En la última temporada de verano fueron varios los focos de mortandad por estrés calórico registrados en el país. Aunque particularmente en provincias de la región Pampeana, donde se dieron temperaturas extremas, a los que esos rodeos no están acostumbrados.
En el NEA y NOA, con el trabajo de selección y la adaptación natural que fue experimentando la hacienda en los últimos años, no hay tanta mortandad por calor, siempre que el verano esté acompañado por lluvias benévolas. Sin embargo, siempre es bueno tomar algunos recaudos, que pueden ser comunes para el productor ganadero, pero no se deben olvidar para evitar dolores de cabeza en los potreros.
Natalia Aguilar, técnica de la EEA Inta Colonia Benítez (Chaco) y docente de la Cátedra de Bienestar Animal de la Facultad de Ciencias Veterinarias de la Unne, comentó que las recomendaciones de manejo en el campo, para evitar el estrés calórico, pasa por dos factores fundamentales: agua y sombra disponible para el ganado.
“En general damos recomendaciones o tips para tener en cuenta al momento que están llegando las olas de calor, que son cuando pasan tres o más días con temperaturas muy altas; ahí es cuando el animal sale de su zona de confort”, explicó la técnica del Inta en contacto con Aires de Campo (Radio LT7).

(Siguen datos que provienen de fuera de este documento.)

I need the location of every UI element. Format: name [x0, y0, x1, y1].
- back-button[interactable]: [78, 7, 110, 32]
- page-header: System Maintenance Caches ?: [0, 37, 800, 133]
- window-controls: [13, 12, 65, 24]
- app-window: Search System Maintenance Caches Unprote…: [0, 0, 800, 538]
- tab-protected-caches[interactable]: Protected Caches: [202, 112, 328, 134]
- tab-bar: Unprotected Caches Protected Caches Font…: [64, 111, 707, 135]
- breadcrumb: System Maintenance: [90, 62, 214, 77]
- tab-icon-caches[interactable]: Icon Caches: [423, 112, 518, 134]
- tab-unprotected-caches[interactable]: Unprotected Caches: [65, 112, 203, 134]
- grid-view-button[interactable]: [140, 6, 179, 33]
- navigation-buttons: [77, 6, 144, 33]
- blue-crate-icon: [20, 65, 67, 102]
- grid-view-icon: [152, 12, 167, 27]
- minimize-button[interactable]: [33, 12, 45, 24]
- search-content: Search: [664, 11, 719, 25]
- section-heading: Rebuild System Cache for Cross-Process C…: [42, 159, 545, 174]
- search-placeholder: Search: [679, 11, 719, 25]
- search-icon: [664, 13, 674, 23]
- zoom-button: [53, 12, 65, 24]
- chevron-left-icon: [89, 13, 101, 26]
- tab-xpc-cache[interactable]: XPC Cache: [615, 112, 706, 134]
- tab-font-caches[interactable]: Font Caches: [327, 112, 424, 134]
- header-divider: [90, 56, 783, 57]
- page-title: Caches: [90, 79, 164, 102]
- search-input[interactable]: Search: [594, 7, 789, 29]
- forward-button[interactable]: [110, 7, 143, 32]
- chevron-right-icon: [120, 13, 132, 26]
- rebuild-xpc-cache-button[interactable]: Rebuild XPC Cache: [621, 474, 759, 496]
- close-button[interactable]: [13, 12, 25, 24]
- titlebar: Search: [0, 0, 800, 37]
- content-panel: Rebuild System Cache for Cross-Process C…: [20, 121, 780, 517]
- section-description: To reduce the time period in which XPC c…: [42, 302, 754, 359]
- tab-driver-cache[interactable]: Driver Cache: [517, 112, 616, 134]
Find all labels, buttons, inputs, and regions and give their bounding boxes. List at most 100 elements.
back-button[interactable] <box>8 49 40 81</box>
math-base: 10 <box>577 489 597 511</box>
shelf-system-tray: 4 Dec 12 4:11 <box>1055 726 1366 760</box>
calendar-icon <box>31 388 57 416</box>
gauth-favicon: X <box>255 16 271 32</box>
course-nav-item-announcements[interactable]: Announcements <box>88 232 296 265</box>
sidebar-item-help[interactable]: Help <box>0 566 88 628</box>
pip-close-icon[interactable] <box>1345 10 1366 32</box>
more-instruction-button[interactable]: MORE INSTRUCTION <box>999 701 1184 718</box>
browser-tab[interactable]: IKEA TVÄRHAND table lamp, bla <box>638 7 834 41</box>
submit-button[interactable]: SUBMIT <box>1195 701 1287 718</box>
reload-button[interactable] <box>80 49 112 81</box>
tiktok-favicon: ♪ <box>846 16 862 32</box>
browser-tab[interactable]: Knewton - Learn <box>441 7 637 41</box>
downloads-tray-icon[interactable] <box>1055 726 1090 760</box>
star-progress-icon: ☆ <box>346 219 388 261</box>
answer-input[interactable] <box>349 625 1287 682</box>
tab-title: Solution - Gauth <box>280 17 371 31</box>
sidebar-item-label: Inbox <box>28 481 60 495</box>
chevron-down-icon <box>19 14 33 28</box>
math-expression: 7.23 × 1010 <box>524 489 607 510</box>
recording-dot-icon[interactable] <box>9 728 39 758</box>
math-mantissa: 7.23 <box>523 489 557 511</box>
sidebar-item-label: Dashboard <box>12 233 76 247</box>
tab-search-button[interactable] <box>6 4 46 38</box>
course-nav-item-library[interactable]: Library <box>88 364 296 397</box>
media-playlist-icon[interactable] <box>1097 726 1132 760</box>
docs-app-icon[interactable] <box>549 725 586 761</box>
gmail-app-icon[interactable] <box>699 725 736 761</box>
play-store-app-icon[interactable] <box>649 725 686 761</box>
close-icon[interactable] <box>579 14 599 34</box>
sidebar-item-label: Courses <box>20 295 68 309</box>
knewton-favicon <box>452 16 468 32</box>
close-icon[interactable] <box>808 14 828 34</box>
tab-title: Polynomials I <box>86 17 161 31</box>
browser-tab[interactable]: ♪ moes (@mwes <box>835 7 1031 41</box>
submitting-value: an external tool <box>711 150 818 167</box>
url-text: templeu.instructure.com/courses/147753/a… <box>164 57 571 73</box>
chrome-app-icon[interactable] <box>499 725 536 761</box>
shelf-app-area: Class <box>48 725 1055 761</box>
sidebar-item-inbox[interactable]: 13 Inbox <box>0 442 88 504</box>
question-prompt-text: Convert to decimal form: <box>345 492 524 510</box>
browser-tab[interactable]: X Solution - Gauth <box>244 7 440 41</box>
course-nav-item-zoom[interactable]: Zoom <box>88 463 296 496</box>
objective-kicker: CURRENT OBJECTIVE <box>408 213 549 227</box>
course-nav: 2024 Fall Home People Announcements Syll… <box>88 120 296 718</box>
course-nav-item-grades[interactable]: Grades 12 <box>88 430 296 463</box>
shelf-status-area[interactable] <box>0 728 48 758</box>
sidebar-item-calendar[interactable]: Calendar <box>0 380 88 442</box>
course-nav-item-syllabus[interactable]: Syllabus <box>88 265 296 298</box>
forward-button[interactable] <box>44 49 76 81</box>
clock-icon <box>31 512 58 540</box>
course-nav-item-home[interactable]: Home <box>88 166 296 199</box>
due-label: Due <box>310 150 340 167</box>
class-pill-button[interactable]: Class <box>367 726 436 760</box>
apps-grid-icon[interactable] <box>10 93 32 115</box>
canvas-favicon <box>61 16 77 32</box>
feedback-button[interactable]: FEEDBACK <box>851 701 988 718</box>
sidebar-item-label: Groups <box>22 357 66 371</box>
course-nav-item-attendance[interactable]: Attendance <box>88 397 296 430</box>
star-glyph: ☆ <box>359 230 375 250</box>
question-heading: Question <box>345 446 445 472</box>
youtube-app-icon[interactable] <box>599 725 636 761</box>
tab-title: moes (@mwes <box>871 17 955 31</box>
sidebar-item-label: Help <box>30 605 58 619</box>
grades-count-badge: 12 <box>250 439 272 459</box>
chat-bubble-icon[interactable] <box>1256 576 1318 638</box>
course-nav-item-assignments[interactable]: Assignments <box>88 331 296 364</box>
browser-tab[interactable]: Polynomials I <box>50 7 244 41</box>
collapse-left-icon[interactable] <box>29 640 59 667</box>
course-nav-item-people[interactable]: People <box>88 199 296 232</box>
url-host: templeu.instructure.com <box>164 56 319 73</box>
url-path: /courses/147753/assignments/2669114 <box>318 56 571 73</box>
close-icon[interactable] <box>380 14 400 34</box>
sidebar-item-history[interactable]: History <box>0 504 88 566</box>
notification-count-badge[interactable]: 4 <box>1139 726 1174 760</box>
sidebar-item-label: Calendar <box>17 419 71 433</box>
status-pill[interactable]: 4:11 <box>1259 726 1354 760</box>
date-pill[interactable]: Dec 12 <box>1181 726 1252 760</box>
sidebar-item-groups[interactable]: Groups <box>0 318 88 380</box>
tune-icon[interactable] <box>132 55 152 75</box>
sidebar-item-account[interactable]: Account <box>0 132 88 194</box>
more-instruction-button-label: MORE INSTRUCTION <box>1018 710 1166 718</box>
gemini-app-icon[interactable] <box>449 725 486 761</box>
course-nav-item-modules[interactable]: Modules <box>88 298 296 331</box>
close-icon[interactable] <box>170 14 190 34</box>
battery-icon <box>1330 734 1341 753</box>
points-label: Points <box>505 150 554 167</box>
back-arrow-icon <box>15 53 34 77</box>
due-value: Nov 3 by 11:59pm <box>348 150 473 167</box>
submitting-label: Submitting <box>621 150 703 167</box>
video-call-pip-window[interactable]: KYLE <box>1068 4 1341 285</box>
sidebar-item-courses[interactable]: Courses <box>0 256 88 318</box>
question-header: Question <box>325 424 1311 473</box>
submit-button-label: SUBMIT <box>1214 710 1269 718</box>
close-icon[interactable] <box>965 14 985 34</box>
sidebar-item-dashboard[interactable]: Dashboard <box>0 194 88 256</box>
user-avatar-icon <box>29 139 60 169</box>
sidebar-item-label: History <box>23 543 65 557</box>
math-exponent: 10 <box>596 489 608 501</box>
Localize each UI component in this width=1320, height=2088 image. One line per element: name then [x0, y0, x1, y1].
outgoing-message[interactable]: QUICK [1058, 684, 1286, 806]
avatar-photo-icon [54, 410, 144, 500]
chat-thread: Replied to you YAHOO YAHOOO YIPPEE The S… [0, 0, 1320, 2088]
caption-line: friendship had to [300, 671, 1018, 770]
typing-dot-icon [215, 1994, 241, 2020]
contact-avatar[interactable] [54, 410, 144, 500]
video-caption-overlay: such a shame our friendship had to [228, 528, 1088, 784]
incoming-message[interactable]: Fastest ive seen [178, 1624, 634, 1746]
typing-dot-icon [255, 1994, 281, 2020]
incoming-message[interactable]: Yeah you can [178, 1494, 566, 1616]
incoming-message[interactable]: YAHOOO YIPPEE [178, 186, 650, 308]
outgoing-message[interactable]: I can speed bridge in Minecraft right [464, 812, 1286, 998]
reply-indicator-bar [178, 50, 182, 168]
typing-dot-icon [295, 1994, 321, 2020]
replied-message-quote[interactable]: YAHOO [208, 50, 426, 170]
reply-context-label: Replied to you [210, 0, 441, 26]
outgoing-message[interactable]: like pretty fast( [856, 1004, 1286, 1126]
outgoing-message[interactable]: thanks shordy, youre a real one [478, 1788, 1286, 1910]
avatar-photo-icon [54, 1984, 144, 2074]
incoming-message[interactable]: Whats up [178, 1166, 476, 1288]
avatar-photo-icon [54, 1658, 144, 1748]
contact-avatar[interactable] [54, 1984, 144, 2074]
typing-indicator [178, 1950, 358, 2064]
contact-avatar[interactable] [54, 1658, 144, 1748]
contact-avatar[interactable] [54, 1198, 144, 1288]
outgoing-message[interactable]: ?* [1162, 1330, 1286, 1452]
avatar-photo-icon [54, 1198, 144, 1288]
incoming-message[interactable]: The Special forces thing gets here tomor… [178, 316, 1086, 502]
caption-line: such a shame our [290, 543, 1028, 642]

En este sentido, Aguilar sostuvo que una de las recomendaciones principales pasa por la disponibilidad de agua para el animal. “Que tenga agua fresca disponible, que el productor o el personal hagan una recorrida por los potreros, para ver que el caudal de agua esté funcionando, que haya disponibilidad, sabiendo que los animales consumen más agua en esta época del año”, explicó Aguilar.
Otro factor importante para evitar el estrés por calor en la hacienda es la disponibilidad de sombra, natural o artificial, donde en horas pico de calor el animal tenga donde resguardarse. No obstante, no se trata de cualquier sombra, ya que la recomendación es tener espacios de sombra abierta. “En los montes cerrados el animal la pasa peor que al sol, por eso recomendamos a los productores hacer montes en galería o filas de árboles, porque tiene que ser una sombra donde corra algo de viento”, explicó Natalia Aguilar.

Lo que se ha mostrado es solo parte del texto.